A possible explanation is the saturation effect. In these countries, primary school enrollment rates are already near universal, leaving little room for improvement regardless of internet access. Additionally, internet usage in high-income nations often serves non-educational purposes, and disparities within these countries (e.g., rural vs. urban divides) may limit its impact on education. In contrast, middle-income countries may show stronger correlations, as internet access plays a critical role in expanding education systems. 

Meanwhile, low-income countries face structural barriers, like limited infrastructure, which may prevent internet access from significantly improving enrollment.

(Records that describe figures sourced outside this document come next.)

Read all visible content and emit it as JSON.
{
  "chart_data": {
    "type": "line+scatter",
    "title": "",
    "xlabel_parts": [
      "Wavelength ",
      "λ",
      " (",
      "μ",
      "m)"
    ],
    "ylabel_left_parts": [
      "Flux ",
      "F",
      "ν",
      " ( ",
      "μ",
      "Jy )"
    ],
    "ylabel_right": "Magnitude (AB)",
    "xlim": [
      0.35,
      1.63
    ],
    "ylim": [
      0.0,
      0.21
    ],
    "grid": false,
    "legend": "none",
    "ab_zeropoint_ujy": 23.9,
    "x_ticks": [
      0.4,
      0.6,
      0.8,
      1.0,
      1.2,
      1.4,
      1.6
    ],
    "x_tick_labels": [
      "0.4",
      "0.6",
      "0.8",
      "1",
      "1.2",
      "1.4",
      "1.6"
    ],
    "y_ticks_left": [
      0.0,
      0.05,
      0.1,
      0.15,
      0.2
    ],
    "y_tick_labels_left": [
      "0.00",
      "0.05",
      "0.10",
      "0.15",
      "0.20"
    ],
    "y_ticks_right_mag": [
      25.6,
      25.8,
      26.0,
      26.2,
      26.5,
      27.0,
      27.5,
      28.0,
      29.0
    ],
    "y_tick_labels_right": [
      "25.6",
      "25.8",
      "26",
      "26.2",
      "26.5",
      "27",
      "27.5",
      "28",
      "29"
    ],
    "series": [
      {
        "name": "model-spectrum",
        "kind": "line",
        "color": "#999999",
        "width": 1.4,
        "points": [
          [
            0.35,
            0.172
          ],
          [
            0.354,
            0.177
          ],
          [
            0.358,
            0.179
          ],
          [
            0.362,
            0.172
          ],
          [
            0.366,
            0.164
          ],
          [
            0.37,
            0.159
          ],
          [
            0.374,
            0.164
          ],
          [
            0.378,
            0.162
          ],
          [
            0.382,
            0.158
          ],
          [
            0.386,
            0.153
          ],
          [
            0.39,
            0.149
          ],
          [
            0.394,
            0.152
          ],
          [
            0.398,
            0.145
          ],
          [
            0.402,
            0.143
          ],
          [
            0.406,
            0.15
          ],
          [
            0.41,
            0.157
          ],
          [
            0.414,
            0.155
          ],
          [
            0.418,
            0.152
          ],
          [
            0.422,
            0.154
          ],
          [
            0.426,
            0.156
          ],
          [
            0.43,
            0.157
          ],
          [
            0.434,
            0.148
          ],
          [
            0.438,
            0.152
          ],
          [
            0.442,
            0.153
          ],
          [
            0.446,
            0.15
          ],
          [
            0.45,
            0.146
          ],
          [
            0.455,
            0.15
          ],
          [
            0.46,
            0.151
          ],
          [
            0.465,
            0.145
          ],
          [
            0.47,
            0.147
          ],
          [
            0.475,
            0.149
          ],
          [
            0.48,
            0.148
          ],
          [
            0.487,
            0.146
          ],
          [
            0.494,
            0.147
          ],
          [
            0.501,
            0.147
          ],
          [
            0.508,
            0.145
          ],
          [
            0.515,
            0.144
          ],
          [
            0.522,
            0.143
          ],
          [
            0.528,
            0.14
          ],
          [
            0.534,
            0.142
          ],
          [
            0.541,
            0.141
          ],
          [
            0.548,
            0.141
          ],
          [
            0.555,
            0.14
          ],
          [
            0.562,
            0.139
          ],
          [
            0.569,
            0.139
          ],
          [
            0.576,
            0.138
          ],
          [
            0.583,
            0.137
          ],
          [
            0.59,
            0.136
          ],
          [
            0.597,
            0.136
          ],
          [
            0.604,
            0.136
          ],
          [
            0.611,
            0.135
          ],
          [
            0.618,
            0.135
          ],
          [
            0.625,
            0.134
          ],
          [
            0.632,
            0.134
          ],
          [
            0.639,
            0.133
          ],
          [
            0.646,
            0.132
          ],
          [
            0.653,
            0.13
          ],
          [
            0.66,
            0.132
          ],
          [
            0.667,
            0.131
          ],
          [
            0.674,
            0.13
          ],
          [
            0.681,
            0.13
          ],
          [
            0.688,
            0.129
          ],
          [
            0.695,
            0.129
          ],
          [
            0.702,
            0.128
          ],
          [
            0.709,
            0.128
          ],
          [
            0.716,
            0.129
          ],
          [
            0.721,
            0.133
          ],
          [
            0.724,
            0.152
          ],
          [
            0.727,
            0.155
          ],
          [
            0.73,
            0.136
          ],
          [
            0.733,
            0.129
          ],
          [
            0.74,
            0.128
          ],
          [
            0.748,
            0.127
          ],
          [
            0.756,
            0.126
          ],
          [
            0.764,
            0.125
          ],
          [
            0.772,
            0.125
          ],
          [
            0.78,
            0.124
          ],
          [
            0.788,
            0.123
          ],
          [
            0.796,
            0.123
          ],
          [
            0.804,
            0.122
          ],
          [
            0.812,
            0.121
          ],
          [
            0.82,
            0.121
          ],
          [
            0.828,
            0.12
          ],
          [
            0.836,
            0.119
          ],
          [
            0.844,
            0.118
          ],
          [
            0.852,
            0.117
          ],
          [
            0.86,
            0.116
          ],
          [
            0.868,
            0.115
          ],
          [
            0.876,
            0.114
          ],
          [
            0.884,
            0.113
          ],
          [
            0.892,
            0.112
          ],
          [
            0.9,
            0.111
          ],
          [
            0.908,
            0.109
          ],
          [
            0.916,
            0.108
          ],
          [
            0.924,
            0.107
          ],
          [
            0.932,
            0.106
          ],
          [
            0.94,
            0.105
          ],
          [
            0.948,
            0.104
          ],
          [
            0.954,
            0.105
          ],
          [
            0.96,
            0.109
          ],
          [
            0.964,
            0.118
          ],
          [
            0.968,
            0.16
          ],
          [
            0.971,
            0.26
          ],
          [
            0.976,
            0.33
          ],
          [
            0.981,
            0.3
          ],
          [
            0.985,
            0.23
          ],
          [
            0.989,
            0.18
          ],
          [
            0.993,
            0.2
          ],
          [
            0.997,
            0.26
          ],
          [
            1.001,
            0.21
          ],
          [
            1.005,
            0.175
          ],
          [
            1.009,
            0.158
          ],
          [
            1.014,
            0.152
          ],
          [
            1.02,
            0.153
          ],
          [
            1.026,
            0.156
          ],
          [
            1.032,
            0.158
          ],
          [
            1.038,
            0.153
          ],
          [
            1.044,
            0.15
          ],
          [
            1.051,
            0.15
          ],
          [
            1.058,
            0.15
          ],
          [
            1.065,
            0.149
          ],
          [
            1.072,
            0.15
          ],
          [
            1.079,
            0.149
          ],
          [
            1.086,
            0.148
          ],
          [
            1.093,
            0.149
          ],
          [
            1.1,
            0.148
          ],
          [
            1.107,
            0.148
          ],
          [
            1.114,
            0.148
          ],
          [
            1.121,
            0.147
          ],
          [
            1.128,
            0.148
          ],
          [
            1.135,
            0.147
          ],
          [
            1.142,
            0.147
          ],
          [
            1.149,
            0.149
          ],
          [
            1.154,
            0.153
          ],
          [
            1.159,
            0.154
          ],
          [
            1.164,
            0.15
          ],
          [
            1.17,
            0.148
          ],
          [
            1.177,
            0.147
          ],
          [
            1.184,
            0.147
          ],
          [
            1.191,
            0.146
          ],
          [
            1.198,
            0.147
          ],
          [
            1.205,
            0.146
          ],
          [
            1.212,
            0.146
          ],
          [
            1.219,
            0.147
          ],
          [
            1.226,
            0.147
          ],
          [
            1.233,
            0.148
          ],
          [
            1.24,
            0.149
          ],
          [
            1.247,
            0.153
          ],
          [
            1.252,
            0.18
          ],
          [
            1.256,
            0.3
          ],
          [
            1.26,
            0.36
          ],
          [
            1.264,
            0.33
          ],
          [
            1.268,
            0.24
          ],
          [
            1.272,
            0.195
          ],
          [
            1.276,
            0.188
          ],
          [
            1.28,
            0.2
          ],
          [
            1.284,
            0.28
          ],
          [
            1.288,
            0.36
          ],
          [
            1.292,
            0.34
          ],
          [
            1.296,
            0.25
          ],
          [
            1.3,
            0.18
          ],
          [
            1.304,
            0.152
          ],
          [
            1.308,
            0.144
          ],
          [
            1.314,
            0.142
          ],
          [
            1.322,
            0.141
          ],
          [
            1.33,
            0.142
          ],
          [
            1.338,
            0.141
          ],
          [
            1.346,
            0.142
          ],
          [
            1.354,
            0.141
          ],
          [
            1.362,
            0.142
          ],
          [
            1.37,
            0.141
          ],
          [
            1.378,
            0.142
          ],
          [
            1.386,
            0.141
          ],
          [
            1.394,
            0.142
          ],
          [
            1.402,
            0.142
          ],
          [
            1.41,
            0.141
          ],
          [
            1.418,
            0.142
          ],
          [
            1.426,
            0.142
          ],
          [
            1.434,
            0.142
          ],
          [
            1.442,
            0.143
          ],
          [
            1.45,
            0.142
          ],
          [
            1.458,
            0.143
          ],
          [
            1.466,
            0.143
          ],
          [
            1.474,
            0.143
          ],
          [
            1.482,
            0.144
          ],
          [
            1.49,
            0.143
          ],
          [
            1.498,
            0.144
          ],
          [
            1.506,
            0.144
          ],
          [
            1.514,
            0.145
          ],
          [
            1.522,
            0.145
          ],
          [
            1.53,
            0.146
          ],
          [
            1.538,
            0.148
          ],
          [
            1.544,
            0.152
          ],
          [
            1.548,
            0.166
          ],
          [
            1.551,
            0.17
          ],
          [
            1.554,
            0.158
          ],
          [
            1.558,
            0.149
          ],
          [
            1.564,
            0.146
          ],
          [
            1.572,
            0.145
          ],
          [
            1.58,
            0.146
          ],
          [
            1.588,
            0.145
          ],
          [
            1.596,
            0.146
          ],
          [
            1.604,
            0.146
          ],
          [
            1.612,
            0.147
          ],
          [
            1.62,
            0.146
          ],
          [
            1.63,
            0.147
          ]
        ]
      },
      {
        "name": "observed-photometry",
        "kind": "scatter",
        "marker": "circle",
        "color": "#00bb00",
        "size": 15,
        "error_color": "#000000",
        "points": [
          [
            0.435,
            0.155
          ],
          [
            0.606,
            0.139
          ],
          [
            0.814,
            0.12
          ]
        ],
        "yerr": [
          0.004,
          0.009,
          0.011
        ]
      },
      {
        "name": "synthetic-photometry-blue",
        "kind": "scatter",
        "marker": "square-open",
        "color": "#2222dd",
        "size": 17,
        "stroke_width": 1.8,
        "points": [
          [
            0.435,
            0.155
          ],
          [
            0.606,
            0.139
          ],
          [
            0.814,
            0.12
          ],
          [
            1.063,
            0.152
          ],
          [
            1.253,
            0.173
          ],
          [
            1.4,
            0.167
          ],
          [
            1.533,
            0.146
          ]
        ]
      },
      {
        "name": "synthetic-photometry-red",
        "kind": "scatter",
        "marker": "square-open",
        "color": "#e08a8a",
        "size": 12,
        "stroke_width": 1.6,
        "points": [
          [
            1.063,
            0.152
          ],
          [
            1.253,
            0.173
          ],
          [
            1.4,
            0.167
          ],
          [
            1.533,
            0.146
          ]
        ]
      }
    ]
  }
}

Furthermore, primary school enrollment might not fully capture the impact of internet access, as metrics like secondary education or literacy rates could offer clearer insights. 

These findings suggest a more complex relationship between economic development, internet access, and education, warranting further exploration.